- Cork Wine Bar & Market
Waterbury’s 1 Stowe Street address has seen its share of culinary action lately. First Blackback Pub and Fly Shop merged with Stebu Sushi. Now, upstairs from Blackback, the village has gained a wine mecca, Cork Wine Bar & Market.
The spacious Cork is the brainchild of Stowe native Danielle Nichols, 34, who spent the last 10 years as a traveling ski coach based on the West Coast. In many of the places she visited — Australia, New Zealand, Chile and Austria among them — Nichols cultivated her love for first-class wines, which eventually blossomed into the idea of a wine bar. “I loved the concept, and I thought it would be a cool thing to do in Vermont,” says Nichols, who moved back to her home turf this year.

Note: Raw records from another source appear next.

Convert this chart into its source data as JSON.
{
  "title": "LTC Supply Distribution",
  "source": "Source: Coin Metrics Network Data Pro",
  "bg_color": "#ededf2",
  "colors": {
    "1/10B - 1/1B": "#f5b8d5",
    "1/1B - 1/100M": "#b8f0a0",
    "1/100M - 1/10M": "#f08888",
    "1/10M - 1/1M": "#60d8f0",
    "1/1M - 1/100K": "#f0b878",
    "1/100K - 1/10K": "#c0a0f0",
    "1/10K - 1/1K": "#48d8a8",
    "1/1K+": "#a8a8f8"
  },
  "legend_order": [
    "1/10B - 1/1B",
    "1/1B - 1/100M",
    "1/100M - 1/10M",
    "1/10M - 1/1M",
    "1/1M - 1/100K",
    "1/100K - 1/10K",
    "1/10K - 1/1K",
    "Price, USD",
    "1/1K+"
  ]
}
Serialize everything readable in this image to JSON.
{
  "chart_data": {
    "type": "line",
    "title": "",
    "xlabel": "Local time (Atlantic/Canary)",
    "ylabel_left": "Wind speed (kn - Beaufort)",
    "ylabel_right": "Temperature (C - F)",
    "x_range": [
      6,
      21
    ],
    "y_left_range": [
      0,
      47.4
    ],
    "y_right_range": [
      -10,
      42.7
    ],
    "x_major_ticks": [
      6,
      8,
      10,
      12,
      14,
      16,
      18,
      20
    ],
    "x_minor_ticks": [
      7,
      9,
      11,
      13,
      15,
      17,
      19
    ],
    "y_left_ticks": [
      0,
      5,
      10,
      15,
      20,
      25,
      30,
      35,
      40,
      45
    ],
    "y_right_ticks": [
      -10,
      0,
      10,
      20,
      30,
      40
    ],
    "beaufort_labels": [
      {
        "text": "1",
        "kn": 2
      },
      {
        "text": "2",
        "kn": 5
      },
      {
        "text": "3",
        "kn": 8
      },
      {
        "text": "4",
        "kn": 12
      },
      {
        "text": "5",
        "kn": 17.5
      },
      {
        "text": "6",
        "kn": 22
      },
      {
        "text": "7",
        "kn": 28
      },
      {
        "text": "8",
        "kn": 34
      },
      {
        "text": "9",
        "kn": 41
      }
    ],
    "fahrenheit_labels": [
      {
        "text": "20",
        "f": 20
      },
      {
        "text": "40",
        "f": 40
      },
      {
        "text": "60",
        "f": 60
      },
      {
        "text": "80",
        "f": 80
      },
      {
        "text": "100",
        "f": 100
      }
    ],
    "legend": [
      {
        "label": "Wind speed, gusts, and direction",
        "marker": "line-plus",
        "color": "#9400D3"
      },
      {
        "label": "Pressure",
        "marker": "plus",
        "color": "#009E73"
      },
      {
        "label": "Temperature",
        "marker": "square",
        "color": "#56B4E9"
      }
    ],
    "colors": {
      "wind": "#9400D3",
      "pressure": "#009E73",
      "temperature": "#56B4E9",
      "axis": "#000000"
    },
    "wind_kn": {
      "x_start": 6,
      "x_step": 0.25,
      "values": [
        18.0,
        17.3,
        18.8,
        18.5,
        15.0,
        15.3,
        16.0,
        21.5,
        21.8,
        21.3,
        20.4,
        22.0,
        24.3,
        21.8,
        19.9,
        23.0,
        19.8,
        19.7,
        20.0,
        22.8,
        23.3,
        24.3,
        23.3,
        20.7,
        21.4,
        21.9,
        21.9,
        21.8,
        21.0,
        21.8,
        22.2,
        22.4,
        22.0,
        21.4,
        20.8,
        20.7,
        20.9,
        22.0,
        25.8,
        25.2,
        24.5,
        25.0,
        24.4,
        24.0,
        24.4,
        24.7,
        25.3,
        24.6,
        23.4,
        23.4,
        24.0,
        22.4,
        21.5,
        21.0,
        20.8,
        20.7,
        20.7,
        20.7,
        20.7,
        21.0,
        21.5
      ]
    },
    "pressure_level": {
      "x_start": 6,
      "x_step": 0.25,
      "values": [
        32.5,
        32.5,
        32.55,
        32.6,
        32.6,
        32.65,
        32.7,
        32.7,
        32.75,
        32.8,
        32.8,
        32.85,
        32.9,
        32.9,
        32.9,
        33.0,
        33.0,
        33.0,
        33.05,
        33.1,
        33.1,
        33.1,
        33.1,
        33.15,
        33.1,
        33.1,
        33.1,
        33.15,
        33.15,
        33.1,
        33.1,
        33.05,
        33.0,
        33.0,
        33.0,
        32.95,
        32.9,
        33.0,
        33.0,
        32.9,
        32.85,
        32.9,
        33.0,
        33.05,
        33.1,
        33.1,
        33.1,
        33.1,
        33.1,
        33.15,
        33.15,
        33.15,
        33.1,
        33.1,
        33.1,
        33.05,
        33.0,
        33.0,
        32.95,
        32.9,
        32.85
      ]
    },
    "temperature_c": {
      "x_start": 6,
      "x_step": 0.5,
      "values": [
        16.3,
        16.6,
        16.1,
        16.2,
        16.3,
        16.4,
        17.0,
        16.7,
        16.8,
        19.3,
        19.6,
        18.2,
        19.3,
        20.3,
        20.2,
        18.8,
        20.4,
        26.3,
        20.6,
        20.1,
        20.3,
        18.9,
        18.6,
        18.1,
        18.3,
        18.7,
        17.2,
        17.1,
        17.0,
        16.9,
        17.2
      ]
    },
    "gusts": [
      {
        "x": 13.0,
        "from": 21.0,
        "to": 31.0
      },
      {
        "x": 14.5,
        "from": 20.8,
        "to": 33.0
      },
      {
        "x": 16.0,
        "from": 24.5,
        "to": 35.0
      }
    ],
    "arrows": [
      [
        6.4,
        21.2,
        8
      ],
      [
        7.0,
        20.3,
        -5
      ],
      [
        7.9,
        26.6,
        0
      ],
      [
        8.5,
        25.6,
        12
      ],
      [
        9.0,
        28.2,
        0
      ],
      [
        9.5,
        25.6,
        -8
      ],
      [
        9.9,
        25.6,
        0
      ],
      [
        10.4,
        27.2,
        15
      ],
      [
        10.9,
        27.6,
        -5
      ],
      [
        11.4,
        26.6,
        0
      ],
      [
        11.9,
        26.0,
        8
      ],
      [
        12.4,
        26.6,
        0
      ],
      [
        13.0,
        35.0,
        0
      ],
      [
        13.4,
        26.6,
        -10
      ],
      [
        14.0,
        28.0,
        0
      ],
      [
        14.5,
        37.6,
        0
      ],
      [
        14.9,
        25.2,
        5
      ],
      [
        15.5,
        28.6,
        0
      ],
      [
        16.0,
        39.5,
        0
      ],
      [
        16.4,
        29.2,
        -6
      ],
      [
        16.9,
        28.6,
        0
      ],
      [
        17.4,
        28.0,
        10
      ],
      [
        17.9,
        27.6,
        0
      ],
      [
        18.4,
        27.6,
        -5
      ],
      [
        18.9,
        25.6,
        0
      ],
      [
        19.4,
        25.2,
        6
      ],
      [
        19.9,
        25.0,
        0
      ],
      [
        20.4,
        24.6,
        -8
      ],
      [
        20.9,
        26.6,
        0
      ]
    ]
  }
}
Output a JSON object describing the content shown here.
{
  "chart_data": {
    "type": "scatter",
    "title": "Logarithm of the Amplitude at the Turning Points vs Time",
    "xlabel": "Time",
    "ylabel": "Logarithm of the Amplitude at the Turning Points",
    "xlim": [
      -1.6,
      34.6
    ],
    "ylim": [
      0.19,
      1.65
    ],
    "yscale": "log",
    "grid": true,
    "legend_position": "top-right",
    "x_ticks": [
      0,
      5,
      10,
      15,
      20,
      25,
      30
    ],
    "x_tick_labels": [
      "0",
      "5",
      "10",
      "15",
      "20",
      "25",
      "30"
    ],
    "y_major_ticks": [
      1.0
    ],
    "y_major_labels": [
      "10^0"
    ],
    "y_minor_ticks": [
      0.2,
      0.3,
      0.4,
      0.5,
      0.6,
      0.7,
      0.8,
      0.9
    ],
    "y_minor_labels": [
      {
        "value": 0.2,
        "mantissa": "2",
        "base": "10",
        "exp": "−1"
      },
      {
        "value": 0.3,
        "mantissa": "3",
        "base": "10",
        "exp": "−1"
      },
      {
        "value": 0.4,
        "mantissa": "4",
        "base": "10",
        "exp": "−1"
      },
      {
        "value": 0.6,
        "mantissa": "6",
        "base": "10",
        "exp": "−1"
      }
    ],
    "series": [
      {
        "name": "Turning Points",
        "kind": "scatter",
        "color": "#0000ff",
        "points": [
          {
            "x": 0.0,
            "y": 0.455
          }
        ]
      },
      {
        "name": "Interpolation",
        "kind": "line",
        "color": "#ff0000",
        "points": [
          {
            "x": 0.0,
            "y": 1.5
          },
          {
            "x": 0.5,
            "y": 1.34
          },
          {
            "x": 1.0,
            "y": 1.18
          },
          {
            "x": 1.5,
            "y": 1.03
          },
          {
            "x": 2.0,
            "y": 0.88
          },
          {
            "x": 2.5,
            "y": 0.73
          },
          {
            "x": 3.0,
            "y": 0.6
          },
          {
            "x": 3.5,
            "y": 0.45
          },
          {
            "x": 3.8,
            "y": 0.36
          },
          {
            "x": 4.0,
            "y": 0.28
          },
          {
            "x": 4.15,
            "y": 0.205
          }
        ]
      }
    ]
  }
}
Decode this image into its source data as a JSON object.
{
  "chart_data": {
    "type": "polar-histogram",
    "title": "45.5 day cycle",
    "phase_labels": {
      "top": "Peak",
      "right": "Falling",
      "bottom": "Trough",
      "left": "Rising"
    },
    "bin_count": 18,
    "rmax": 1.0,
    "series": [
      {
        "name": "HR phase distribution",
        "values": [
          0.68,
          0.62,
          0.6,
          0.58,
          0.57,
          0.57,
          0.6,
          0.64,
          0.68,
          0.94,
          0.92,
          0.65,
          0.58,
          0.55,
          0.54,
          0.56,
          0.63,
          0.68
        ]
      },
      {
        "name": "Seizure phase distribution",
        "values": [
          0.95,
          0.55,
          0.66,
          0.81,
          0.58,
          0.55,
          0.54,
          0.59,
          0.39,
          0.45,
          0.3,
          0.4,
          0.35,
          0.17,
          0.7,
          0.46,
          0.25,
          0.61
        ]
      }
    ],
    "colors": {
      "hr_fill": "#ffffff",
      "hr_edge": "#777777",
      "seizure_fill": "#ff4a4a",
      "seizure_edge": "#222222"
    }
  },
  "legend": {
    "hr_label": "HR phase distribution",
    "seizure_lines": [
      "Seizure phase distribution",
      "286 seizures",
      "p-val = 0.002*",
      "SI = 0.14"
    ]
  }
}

The 1700-square-foot space used to house Third Planet Windpower, which moved up a floor. Nichols built on its open concept, adding galvanized steel fixtures, tables, a shiny wooden bar and salvaged shelves for a vibe her sister calls “industrial farmhouse.” She met with distributors to build an unusual portfolio of affordable wines from some of the world’s emerging wine regions. “It’s a cool, pretty eclectic group of wines. I specifically chose wines that are tasting far beyond their price points,” says Nichols.
On one side of the low wire wall that divides the shop, browsers can pick up a bottle of Chilean carménère, Spanish Ribera del Duero or Austrian Zweigelt; in the bar area, they can have the wines uncorked (for a fee) and poured. Or they can order from a rotating by-the-glass list and a range of small plates, including olives, local cheeses, panini pressed on Elmore Mountain Bread and soups from Montpelier’s Two Guys in Vermont.
Nichols is passionate about positioning Cork in the robust web of local food producers. She sells Vermont-made cheeses, crackers and other sundries in her market. Some of her staffers crafted those morsels, including Douglas Brown of Slopeside Syrup and Marisa Mauro of Ploughgate Creamery, who is taking time off from cheese making after a fire devastated her creamery a few weeks ago.
Everyone is pitching in on all sides, from retail to serving to education. “Wine can be a pretentious subject. Our goal is to make it less scary,” says Nichols.